Berliner Passion Weisse
This is the fifth installment from the Dunham’s Berliner Weisse series. This particular iteration was brewed using passion fruit. I can’t wait to get my tongue blasted.
The nose is a gigantic passion fruit bomb, throwing out juicy and acidic aromatics like a delicious tropical bonanza of zestiness.
On the palate it’s extremely acidic, but with a massive juiciness from the fruit that helps balance everything. The passion fruit is incredibly apparent, more than all the other fruit variants. The tangy tartness reminds me of eating a fresh passion fruit, but with that lingering Berliner acidity, making the experience that much more intense. This one may be my favourite version yet. That said, it’s not for the faint of heart, as the acidity is through the roof. Be prepared!
Quench de Soif
Quench de Soif is a collaboration between Brasserie Dunham and Twin Sails Brewing out of British Columbia. The name is a jab at all the American breweries who use french words in their names in order to come off sounding more sophisticated. It’s a wild IPA, carrying a hop profile inspired by the Vermont scene.
The nose is a mix of big juicy hops alongside some earthy brett funk. Mango and apricots join forces with dusty phenols to create an overall bright and complex nose.
The palate is a similar cornucopia of flavours, offering ripe mango flesh and mandarins. It carries a robust body, with a nice richness, while still being very dry and extremely drinkable. I love the balance of this beer; it has a certain light sweetness, but the brett phenols mix with a restrained hop bitterness – keeping everything in check. It is like drinking the juice right out of a fruit cup – minus the syrup. Great stuff.
The Cyclope series has been happening for a few years now. It’s basically a line of IPA’s that carry a varying hop profile from batch to batch. This however, is the first time Dunham has bottled a a Double Cyclope. I won’t lie, I’m a bit excited.
Double Cyclope pours out a murky bright orange colour with some copper highlights. The nose is a rich hoppy mix of overripe stone fruits, orange zest and some grapefruit juice.
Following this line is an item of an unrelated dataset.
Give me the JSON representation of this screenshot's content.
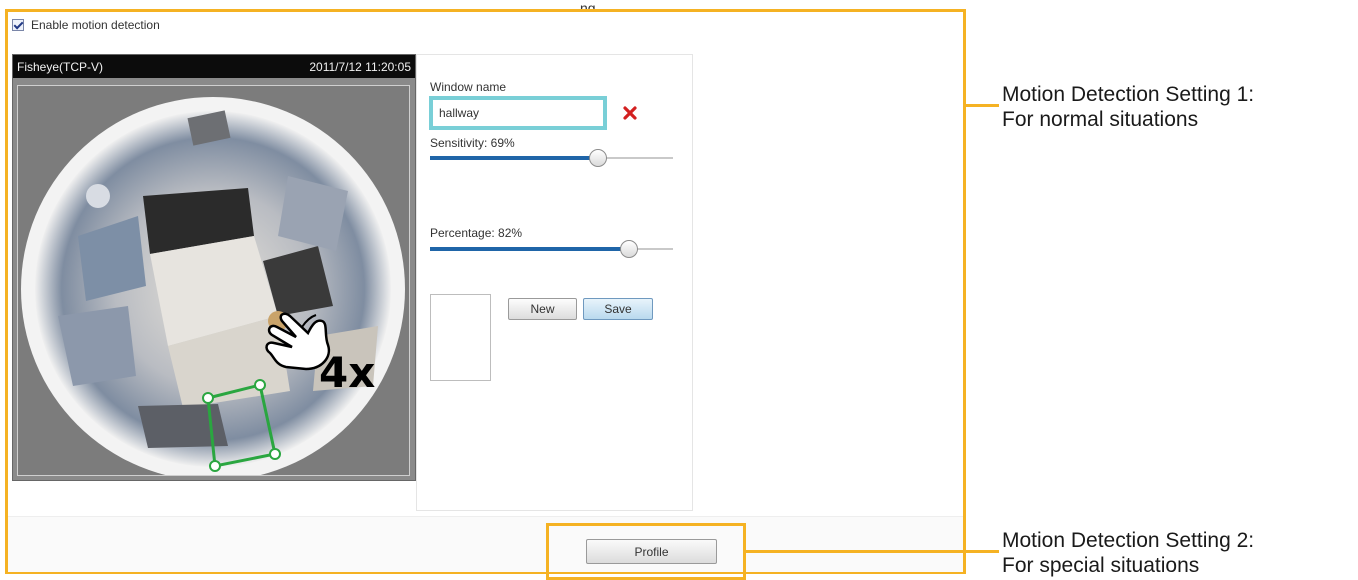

Up front, the alcohol is very present for an 8.6% double IPA, which lends a sharp, somewhat astringent layer. The hop fruitiness come through, but not as much as on the nose. Orange pith, ripe clementines, bitter grapefruit, and apricot mix in with the boozy base. The finish is aggressively bitter, with a sharp and intense linger from the ethanol and the hops.
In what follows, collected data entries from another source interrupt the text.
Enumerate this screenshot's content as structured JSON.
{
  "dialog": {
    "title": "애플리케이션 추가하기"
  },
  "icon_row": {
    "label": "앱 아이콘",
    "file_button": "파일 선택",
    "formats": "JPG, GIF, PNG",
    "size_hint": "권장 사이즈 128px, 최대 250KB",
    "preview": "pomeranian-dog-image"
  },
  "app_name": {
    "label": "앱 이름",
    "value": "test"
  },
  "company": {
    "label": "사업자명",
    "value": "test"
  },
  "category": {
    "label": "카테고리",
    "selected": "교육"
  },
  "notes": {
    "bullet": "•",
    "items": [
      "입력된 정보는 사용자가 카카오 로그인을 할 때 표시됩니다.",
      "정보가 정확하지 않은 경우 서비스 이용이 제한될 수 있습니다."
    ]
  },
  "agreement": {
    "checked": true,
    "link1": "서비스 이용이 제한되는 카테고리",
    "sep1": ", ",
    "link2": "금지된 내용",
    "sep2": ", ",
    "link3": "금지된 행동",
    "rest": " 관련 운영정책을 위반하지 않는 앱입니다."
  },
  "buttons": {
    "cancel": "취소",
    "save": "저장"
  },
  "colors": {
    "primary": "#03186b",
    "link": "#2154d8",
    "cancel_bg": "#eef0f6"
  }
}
Overall, this beer isn’t doing it for me. It’s too boozy, sharp and bitter. That said, I think it’s more my tastes than anything. These days, this type of double IPA isn’t really my thing. If you’re a fan of Immorality from Dieu du Ciel! or Double Fruit Punch from Vox Populi, then I recommend seeking this out. However, if you are searching for Super A from Auval, or something on the “NEIPA” spectrum, this might not be for you.
This Grisette was brewed in collaboration with Oenopole, a wine importation agency who specializes in in small batch, easy-drinking wines.
The nose is a perfect mix of citrus zest and phenolic yeast dustiness. Earthy grass and underripe tangerine mix with a lemon essence. As it opens more, stone fruits and lots of floral notes emerge to complete the bouquet.
On the palate there is lots of that tangerine citrus zestiness, with a dusty and dry yeast presence, finishing with a soft creamy mouthfeel. A light tang lingers, reminiscent of citrus acidity. Then, some hop components lend a fruity character to this refreshing, easy-drinking, while still complex and spectacular beer.
As usual, Dunham continues to impress. This can be applied to the amazing subtlety behind their Bière du Table and Grisette, or the downright mouth-shattering intensity of Berliner Passion Weisse. And although their hop game can be hit or miss at times, I thought Quench de Soif was a brilliant Wild IPA. Congrats on another success release!